In a display of unbreakable grit, skiing icon Lindsey Vonn is fighting back from the brink—just weeks after a horrifying crash at the 2026 Milano Cortina Winter Olympics nearly cost her left leg.
The 41-year-old Olympic champion, who made a stunning comeback from retirement to compete in the women’s downhill, crashed early in her run on February 8, suffering a complex tibia fracture, broken ankle, and severe compartment syndrome that required emergency fasciotomy surgery to prevent amputation. Doctors credited quick intervention by Team USA orthopedic surgeon Dr. Tom Hackett with saving her limb after the injury left it “shattered” and under extreme pressure.
After multiple surgeries in Italy—including four initial procedures—and a hospital stay that kept her bedridden and unable to stand for over a week, Vonn returned home to the U.S. in early March.

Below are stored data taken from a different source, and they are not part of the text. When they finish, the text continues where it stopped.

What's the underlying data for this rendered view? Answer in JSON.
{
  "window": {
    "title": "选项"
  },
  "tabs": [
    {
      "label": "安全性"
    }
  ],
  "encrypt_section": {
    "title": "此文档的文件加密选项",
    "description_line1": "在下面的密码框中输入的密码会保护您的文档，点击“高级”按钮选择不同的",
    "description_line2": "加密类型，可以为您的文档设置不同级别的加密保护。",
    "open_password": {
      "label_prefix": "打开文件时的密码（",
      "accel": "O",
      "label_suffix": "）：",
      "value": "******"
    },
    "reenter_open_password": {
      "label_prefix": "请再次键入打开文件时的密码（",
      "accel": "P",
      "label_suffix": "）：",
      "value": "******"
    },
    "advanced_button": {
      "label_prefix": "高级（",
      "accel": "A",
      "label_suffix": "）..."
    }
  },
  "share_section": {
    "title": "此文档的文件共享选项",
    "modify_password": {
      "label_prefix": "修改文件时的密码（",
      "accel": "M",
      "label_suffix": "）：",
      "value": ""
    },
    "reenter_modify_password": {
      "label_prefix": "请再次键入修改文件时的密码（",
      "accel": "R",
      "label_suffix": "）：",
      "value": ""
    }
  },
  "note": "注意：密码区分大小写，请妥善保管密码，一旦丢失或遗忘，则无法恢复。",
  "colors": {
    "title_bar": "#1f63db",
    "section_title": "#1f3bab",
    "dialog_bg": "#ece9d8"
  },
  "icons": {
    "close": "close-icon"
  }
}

Now, in a powerful new rehab video shared on social media, the legend is back in the gym with her heavily bandaged leg still bearing the scars of surgery.
The footage captures raw determination: Vonn grimaces through pain as she performs basic exercises, struggles to stand independently, and works her core with a medicine ball—all while her repaired limb trembles under the strain. Yet she pushes on, one rep at a time, embodying quiet resilience.
“If my leg can still fight… then so can I,” she declares in the clip, turning what could have ended her career—and far worse—into a testament of perseverance.
Vonn has been open about the grueling road ahead, describing “hard days,” mental battles, and the reality that full healing could take a year or more. But her early return to movement has inspired fans worldwide, proving that even after defying odds to race at 41 (despite a prior ACL tear), she’s not done defying gravity—or gravity’s consequences.
This isn’t just recovery; it’s defiance. Every small step Vonn takes is a reminder of the human spirit’s power to rebound from the edge. As she focuses on getting healthy “one day at a time,” the skiing world watches in awe—and cheers louder than ever.